By Matt McGrath, Feb. 22: A new report on the impacts of climate change will likely be the most worrying assessment yet of how rising temperatures affect every living thing.

This will be the second of three major reports from the Intergovernmental Panel on Climate Change (IPCC) and its first since November's COP26 summit.

Scientists and officials will publish their conclusions on 28 February.

The study will focus heavily on regional impacts as well as on cities and coastal communities.


The IPCC carries out these large-scale reviews of the latest research on warming every six or seven years on behalf of governments. This set of three is their sixth assessment report.

Researchers are formed into three working groups that look at the basic science, the scale of the impacts and the options for tackling the problem.

For many major cities and developing countries, the report will highlight that tackling climate change is not about cutting emissions and hitting net zero sometime in the future, but about dealing with far more short-term threats.
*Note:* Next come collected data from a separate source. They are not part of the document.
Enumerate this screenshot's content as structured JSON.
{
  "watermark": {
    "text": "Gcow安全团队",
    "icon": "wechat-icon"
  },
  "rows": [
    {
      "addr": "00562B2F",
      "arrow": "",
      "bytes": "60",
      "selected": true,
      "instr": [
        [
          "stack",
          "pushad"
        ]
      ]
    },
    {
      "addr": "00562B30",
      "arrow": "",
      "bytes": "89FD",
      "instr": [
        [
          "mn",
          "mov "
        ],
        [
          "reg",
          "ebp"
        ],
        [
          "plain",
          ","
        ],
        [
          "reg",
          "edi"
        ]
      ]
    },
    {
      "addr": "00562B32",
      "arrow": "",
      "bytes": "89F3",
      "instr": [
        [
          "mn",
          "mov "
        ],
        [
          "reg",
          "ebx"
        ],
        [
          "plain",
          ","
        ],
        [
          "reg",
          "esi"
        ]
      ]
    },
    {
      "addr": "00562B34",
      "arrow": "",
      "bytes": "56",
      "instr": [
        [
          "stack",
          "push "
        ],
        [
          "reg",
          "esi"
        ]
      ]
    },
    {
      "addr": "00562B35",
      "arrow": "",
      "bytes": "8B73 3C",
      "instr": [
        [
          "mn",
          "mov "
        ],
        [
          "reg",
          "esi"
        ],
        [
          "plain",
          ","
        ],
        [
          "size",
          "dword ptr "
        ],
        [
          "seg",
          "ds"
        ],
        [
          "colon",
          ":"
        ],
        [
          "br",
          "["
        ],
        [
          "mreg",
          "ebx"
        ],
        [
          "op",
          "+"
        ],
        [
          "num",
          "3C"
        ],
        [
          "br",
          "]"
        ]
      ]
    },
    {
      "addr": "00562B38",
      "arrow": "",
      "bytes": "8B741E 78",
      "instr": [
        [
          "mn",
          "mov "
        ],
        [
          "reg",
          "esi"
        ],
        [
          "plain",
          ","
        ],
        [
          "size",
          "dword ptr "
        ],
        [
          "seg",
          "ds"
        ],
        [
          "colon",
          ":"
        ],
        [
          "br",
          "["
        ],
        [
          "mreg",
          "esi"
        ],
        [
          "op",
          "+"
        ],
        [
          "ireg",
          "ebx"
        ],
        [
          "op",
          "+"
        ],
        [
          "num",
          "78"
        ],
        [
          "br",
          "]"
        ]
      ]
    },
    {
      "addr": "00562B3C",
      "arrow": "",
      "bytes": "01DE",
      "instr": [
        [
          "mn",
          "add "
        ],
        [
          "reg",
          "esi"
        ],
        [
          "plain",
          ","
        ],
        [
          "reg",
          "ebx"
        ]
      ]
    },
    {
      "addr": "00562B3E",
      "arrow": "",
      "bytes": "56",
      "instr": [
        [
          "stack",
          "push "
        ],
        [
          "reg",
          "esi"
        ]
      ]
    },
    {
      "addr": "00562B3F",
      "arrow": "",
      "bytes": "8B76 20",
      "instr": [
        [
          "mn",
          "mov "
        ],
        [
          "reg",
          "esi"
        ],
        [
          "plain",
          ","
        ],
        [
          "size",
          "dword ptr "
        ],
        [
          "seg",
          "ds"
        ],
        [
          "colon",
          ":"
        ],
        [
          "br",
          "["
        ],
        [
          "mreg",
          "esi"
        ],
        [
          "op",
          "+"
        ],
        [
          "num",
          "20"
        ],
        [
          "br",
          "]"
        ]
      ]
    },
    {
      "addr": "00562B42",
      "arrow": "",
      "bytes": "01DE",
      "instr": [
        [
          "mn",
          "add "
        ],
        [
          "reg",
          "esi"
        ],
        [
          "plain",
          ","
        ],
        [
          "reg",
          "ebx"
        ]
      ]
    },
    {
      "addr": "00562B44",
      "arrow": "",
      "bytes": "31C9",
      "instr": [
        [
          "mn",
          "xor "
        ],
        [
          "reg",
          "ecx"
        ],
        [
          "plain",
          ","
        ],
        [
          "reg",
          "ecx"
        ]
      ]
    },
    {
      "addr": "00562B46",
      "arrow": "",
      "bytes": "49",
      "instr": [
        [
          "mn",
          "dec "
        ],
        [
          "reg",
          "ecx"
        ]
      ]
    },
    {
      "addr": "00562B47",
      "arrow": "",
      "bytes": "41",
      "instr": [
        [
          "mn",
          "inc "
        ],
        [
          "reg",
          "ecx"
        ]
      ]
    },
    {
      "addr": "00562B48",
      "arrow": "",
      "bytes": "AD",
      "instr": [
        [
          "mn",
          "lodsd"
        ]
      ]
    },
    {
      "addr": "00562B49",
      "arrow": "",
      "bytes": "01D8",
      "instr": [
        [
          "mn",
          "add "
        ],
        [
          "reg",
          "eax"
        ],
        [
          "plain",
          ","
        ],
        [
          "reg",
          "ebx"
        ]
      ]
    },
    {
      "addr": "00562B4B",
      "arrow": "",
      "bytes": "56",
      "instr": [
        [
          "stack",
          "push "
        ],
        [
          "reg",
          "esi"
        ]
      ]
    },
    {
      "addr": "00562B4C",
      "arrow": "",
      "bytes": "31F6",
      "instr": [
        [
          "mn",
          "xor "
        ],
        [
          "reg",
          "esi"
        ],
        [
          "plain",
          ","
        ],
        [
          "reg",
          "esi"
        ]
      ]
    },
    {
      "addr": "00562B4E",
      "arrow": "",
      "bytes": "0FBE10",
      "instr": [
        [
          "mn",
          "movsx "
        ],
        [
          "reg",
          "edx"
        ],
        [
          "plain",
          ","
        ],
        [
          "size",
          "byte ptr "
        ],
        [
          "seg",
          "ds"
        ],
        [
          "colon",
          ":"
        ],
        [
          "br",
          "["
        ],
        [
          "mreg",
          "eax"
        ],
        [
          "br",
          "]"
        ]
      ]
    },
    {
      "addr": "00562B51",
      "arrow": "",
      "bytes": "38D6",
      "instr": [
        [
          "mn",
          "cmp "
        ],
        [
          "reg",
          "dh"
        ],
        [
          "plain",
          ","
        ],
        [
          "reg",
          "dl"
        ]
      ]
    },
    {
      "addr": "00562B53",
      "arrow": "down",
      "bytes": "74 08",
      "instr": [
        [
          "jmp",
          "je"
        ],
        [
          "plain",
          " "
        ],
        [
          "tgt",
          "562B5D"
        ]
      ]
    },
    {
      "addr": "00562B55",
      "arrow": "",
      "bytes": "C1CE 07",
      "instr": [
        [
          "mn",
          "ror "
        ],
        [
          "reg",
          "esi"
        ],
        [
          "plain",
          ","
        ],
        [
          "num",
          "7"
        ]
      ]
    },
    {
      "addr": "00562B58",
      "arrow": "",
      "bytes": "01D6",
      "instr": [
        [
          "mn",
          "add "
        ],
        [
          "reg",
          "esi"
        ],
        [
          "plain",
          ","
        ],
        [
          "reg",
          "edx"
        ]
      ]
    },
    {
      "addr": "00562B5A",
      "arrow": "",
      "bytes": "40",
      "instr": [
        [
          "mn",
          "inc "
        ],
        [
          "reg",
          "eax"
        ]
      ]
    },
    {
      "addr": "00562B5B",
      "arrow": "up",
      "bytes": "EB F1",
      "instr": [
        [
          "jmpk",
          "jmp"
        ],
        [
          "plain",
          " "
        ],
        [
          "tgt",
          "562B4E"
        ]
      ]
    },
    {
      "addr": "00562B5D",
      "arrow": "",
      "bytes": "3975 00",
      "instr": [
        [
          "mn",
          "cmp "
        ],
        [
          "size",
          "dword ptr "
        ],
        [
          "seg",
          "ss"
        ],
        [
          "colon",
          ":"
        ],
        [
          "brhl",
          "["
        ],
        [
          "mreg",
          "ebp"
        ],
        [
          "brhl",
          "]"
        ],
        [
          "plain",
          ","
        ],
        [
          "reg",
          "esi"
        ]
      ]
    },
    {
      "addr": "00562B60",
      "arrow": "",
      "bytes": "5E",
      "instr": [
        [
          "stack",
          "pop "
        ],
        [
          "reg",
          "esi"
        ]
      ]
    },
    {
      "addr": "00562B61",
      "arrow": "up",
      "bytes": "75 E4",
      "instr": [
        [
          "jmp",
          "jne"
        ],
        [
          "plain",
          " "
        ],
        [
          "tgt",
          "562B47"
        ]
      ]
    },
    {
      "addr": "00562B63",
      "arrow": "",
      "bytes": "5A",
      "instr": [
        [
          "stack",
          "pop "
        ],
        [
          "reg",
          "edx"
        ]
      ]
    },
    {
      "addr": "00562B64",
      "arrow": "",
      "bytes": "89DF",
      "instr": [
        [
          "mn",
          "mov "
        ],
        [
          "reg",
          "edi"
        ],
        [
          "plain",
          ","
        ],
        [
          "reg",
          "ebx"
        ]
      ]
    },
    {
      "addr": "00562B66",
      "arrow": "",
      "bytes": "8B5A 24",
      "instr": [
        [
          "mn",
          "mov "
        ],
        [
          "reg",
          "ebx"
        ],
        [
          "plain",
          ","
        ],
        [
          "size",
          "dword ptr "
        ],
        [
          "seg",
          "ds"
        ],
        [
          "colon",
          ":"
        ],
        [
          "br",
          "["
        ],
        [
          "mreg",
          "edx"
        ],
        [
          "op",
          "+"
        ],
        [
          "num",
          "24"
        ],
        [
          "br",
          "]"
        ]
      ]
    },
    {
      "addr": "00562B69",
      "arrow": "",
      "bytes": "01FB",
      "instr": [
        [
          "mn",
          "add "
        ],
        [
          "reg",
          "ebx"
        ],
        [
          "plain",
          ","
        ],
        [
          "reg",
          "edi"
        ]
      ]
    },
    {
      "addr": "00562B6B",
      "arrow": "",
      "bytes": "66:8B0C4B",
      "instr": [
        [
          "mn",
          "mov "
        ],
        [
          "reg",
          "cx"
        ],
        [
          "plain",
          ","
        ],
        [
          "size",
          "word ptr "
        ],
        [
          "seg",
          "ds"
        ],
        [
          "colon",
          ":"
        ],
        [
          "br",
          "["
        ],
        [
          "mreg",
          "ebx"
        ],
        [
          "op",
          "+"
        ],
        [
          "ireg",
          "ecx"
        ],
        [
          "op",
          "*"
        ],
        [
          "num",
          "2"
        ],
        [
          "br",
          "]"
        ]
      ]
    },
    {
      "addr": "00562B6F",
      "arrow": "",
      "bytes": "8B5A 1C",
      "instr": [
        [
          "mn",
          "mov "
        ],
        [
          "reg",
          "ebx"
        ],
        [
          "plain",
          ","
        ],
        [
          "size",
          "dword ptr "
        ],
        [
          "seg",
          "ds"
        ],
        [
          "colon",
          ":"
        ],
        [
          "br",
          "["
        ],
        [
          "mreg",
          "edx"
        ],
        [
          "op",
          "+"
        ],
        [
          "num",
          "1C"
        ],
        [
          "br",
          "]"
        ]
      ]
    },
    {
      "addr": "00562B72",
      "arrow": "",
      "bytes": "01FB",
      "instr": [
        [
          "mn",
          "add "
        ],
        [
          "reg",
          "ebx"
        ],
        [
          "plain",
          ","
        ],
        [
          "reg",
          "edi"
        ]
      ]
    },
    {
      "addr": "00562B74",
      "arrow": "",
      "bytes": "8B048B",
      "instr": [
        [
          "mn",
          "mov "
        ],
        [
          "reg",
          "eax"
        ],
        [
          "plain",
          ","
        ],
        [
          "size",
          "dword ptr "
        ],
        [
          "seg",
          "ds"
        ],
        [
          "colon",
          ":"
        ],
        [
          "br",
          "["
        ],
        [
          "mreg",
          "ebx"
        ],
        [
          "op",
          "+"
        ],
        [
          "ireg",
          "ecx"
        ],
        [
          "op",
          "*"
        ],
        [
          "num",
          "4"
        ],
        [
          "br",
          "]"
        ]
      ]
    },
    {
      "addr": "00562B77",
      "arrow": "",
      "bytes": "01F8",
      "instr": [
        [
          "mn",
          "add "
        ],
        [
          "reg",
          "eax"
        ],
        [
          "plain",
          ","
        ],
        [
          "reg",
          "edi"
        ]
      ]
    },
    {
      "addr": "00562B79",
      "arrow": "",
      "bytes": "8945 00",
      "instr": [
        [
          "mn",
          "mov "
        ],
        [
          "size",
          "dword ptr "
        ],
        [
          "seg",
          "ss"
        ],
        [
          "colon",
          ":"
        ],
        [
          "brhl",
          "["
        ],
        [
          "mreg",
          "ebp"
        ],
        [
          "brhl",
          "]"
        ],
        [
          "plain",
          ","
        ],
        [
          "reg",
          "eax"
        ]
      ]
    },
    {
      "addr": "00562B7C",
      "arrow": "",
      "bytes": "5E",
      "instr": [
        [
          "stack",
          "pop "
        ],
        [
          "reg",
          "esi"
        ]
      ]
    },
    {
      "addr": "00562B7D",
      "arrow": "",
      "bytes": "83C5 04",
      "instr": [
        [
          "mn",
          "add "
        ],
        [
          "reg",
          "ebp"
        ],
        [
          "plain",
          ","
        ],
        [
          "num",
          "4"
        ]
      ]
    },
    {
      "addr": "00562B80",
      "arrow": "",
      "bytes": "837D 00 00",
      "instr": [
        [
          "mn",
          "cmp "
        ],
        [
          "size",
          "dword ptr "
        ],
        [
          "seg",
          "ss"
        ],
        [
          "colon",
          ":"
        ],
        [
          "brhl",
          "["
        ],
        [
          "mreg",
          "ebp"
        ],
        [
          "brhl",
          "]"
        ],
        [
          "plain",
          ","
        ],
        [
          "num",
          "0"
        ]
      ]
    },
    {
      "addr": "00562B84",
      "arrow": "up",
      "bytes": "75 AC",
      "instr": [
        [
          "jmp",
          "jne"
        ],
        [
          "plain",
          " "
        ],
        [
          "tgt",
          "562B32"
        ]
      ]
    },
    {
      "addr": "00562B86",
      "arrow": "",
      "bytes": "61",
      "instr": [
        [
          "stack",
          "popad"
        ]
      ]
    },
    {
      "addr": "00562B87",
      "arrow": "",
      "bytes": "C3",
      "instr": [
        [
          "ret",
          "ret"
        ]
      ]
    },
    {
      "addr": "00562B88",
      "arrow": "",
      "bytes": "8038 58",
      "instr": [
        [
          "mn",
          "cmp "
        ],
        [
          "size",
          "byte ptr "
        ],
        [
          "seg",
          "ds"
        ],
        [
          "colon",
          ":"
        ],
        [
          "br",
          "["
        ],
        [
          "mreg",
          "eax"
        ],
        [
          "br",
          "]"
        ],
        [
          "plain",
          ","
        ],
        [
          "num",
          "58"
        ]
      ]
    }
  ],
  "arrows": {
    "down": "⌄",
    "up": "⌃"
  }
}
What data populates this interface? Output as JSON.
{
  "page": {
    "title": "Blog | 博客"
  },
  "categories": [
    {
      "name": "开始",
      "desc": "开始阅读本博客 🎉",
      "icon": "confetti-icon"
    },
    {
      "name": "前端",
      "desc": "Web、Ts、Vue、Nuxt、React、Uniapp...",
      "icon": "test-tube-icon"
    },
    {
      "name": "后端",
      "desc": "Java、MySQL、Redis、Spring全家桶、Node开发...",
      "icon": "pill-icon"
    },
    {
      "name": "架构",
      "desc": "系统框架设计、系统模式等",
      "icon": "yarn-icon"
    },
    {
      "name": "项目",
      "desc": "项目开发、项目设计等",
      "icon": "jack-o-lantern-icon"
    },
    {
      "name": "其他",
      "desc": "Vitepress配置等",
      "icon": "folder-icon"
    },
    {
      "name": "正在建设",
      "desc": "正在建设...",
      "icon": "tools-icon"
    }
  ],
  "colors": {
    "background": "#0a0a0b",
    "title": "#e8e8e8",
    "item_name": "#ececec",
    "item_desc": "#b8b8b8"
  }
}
"It is always immediate, that takes precedence. So if you've got to deal with a big influx of migrants or a massive flood event, that's where the focus is going to be," said Mark Watts, the executive director of the C40 group, a network of around 100 major cities that are collaborating to tackle climate change.

"In the global south, there really aren't any city climate programme funds at the moment. Of those that exist, almost none of them are about adaptation. They're all trying to get poor countries that have relatively low emissions, to reduce their emissions further, not about adapting to the impacts that they're already feeling."


Under the umbrella of the IPCC, scientists working on the report, who all volunteer for this work, review and write up thousands of papers to summarise the latest findings.

They then meet with government officials to go through their findings line by line and, upon reaching consensus, a short summary of their findings is published.

The study will also outline key "tipping points" that are likely to be passed as the world warms - some of which are irreversible like the disintegration of the Greenland ice sheet.

The report will also look at some of the technological solutions to climate change, but is likely to be quite dismissive of efforts to manage solar radiation or even to remove carbon dioxide from the atmosphere.

Overall it will have a much broader focus than just the science of what we can do about climate change.